Nokia launched a service on Thursday which it said would cut the time a GPS-enabled cellphone takes to pinpoint its whereabouts, opening new opportunities for location-based online services.
Nokia hopes the service, available for users of its flagship N95 phones, will cut the startup time to one minute, from up to three minutes currently.

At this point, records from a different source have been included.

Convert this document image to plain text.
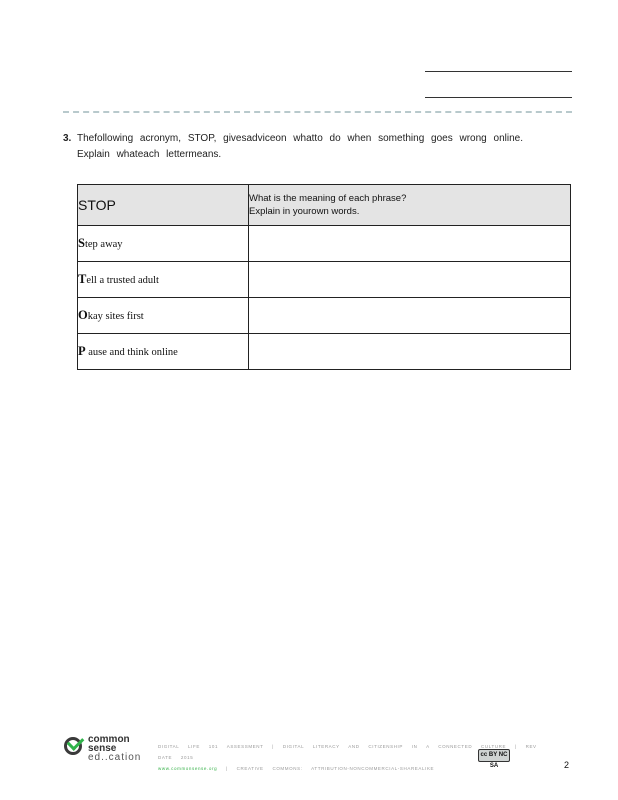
3. Thefollowing acronym, STOP, givesadviceon whatto do when something goes wrong online. Explain whateach lettermeans.
STOP	What is the meaning of each phrase?
Explain in yourown words.

Step away	
Tell a trusted adult	
Okay sites first	
P ause and think online	
common
sense
ed..cation
DIGITAL LIFE 101 ASSESSMENT | DIGITAL LITERACY AND CITIZENSHIP IN A CONNECTED CULTURE | REV DATE 2015
www.commonsense.org | CREATIVE COMMONS: ATTRIBUTION-NONCOMMERCIAL-SHAREALIKE
cc BY NC SA	2
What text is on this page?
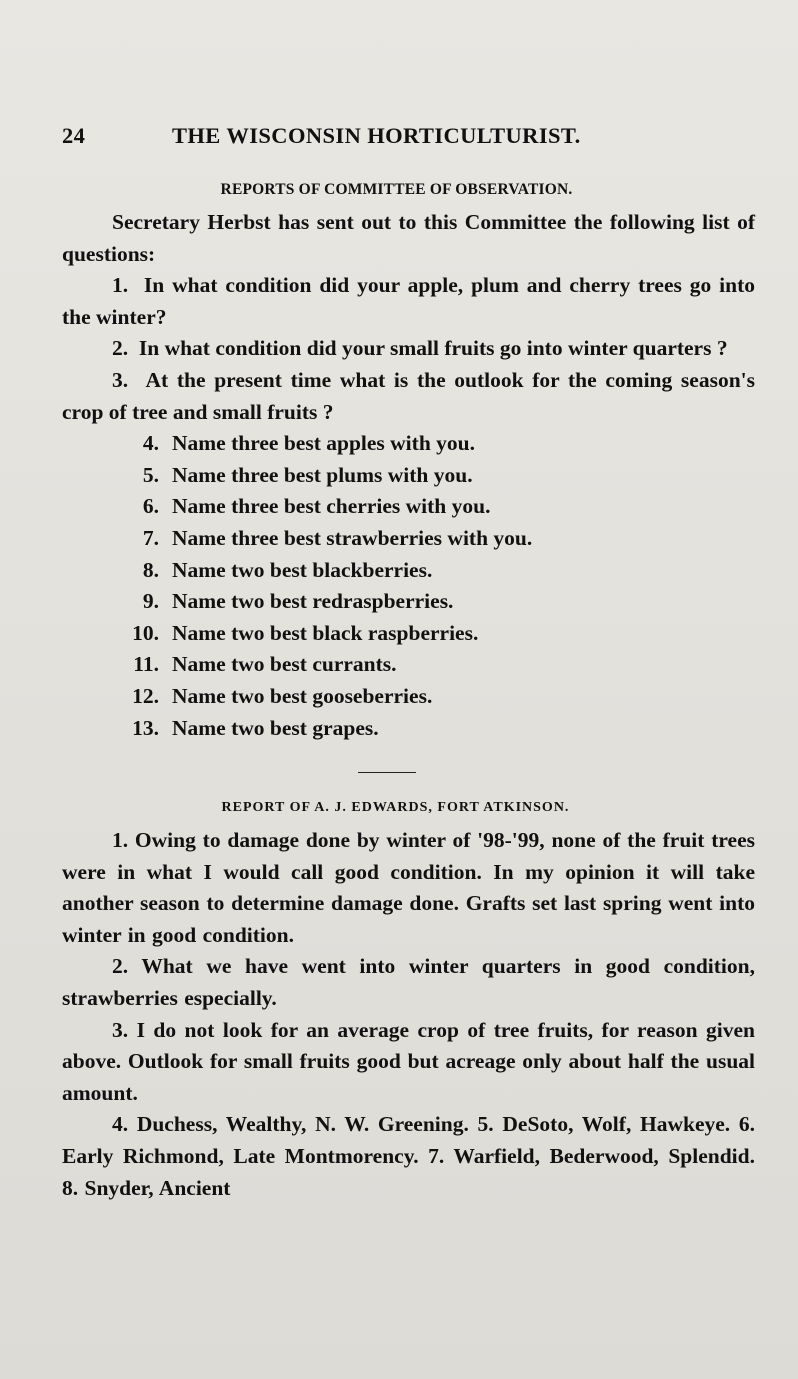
24	THE WISCONSIN HORTICULTURIST.
REPORTS OF COMMITTEE OF OBSERVATION.

Secretary Herbst has sent out to this Committee the following list of questions:

1. In what condition did your apple, plum and cherry trees go into the winter?

2. In what condition did your small fruits go into winter quarters ?

3. At the present time what is the outlook for the coming season's crop of tree and small fruits ?

4. Name three best apples with you.
5. Name three best plums with you.
6. Name three best cherries with you.
7. Name three best strawberries with you.
8. Name two best blackberries.
9. Name two best redraspberries.
10. Name two best black raspberries.
11. Name two best currants.
12. Name two best gooseberries.
13. Name two best grapes.
REPORT OF A. J. EDWARDS, FORT ATKINSON.

1. Owing to damage done by winter of '98-'99, none of the fruit trees were in what I would call good condition. In my opinion it will take another season to determine damage done. Grafts set last spring went into winter in good condition.

2. What we have went into winter quarters in good condition, strawberries especially.

3. I do not look for an average crop of tree fruits, for reason given above. Outlook for small fruits good but acreage only about half the usual amount.

4. Duchess, Wealthy, N. W. Greening. 5. DeSoto, Wolf, Hawkeye. 6. Early Richmond, Late Montmorency. 7. Warfield, Bederwood, Splendid. 8. Snyder, Ancient
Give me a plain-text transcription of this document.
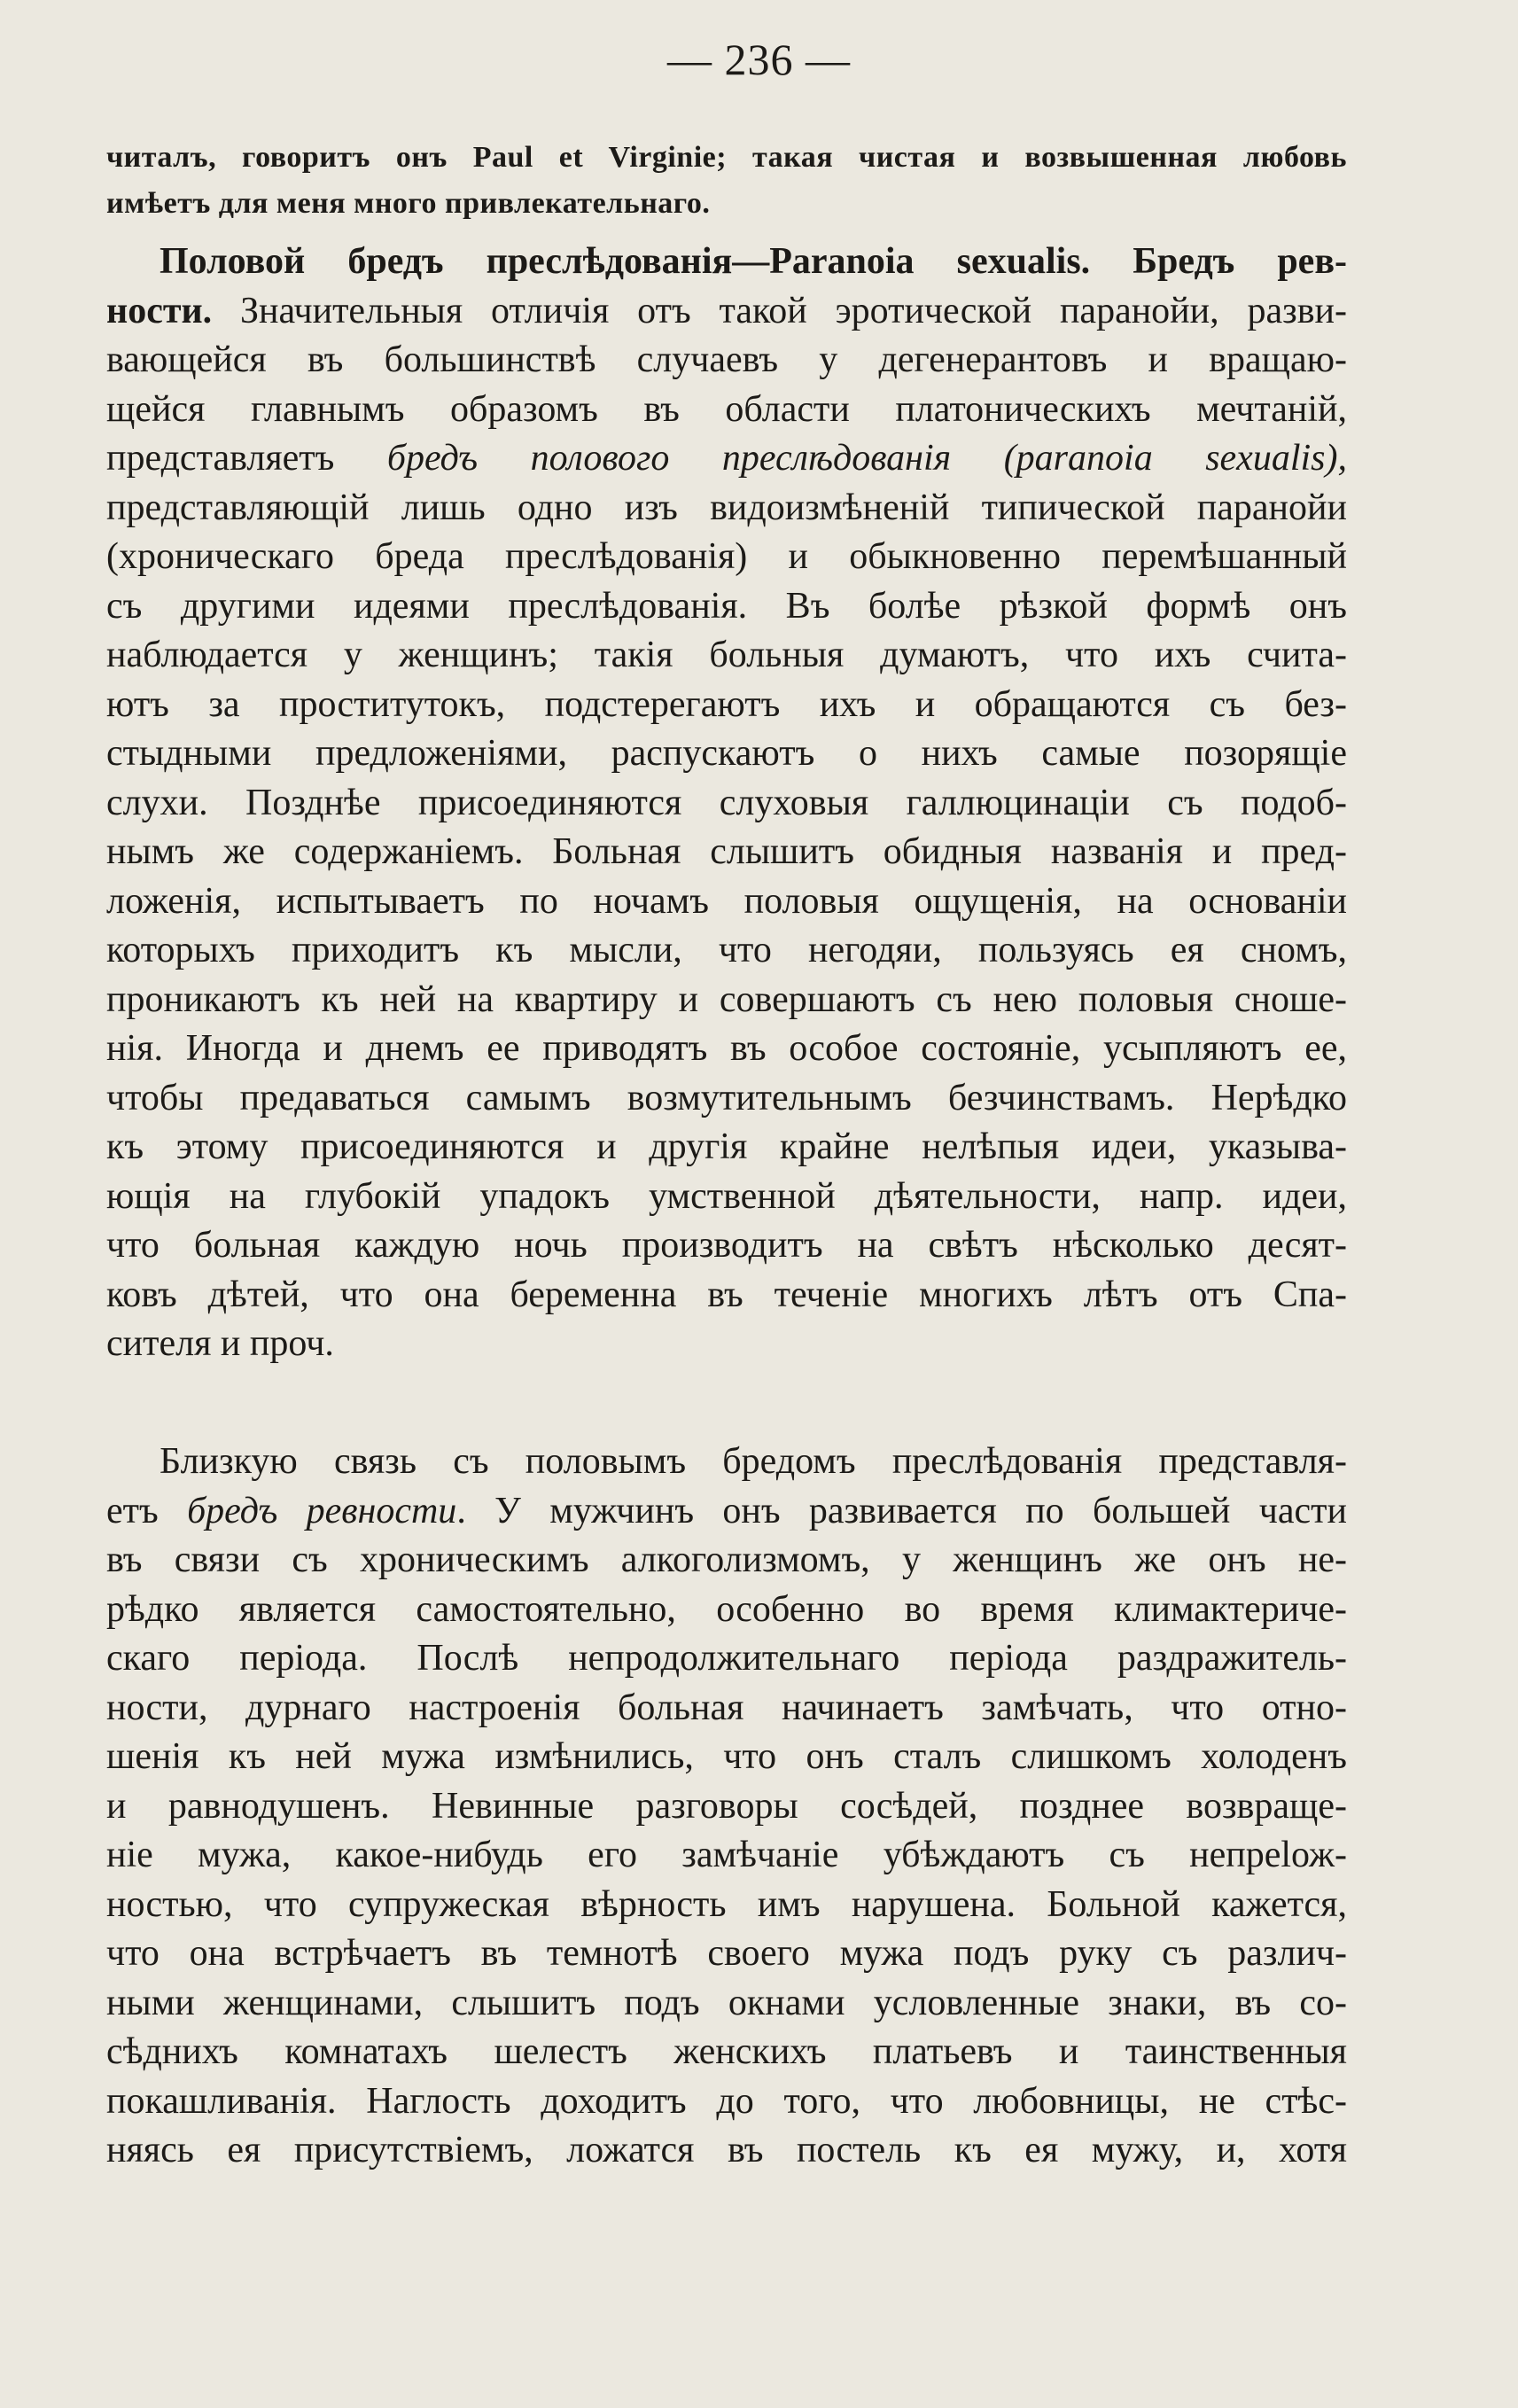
— 236 —
читалъ, говоритъ онъ Paul et Virginie; такая чистая и возвышенная любовь
имѣетъ для меня много привлекательнаго.
Половой бредъ преслѣдованія—Paranoia sexualis. Бредъ рев-
ности. Значительныя отличія отъ такой эротической паранойи, разви-
вающейся въ большинствѣ случаевъ у дегенерантовъ и вращаю-
щейся главнымъ образомъ въ области платоническихъ мечтаній,
представляетъ бредъ полового преслѣдованія (paranoia sexualis),
представляющій лишь одно изъ видоизмѣненій типической паранойи
(хроническаго бреда преслѣдованія) и обыкновенно перемѣшанный
съ другими идеями преслѣдованія. Въ болѣе рѣзкой формѣ онъ
наблюдается у женщинъ; такія больныя думаютъ, что ихъ счита-
ютъ за проститутокъ, подстерегаютъ ихъ и обращаются съ без-
стыдными предложеніями, распускаютъ о нихъ самые позорящіе
слухи. Позднѣе присоединяются слуховыя галлюцинаціи съ подоб-
нымъ же содержаніемъ. Больная слышитъ обидныя названія и пред-
ложенія, испытываетъ по ночамъ половыя ощущенія, на основаніи
которыхъ приходитъ къ мысли, что негодяи, пользуясь ея сномъ,
проникаютъ къ ней на квартиру и совершаютъ съ нею половыя сноше-
нія. Иногда и днемъ ее приводятъ въ особое состояніе, усыпляютъ ее,
чтобы предаваться самымъ возмутительнымъ безчинствамъ. Нерѣдко
къ этому присоединяются и другія крайне нелѣпыя идеи, указыва-
ющія на глубокій упадокъ умственной дѣятельности, напр. идеи,
что больная каждую ночь производитъ на свѣтъ нѣсколько десят-
ковъ дѣтей, что она беременна въ теченіе многихъ лѣтъ отъ Спа-
сителя и проч.
Близкую связь съ половымъ бредомъ преслѣдованія представля-
етъ бредъ ревности. У мужчинъ онъ развивается по большей части
въ связи съ хроническимъ алкоголизмомъ, у женщинъ же онъ не-
рѣдко является самостоятельно, особенно во время климактериче-
скаго періода. Послѣ непродолжительнаго періода раздражитель-
ности, дурнаго настроенія больная начинаетъ замѣчать, что отно-
шенія къ ней мужа измѣнились, что онъ сталъ слишкомъ холоденъ
и равнодушенъ. Невинные разговоры сосѣдей, позднее возвраще-
ніе мужа, какое-нибудь его замѣчаніе убѣждаютъ съ непреlож-
ностью, что супружеская вѣрность имъ нарушена. Больной кажется,
что она встрѣчаетъ въ темнотѣ своего мужа подъ руку съ различ-
ными женщинами, слышитъ подъ окнами условленные знаки, въ со-
сѣднихъ комнатахъ шелестъ женскихъ платьевъ и таинственныя
покашливанія. Наглость доходитъ до того, что любовницы, не стѣс-
няясь ея присутствіемъ, ложатся въ постель къ ея мужу, и, хотя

The slowness has so far hampered takeup of cellphone navigation.
"By decreasing the time wasted while you wait for a first fix, we are increasing the enjoyment that Nokia Maps provides," says Ralph Eric Kunz, vice-president, multimedia experiences, Nokia. "Consumers now have the comfort of quick fix times which create a better navigation experience when using Nokia Maps."
Handset makers see GPS-based navigation as one of the next big value-adding offerings and even at this early stage.
While most assisted-GPS technologies use mobile carriers cellsites to find locations faster, Nokia's new service bypasses operator networks, using data from SIM card and new software which helps the phone to catch satellite signals.
Nokia's N95, with a 700-euro price tag, is not within reach of the wider market, but the Finnish firm aims to bring GPS chips to a wide array of its phones. All Nokia's GPS phones will have the new service.
Nokia hopes the service will boost prices of its phones in the longer term, and increase the appeal of mobile search services.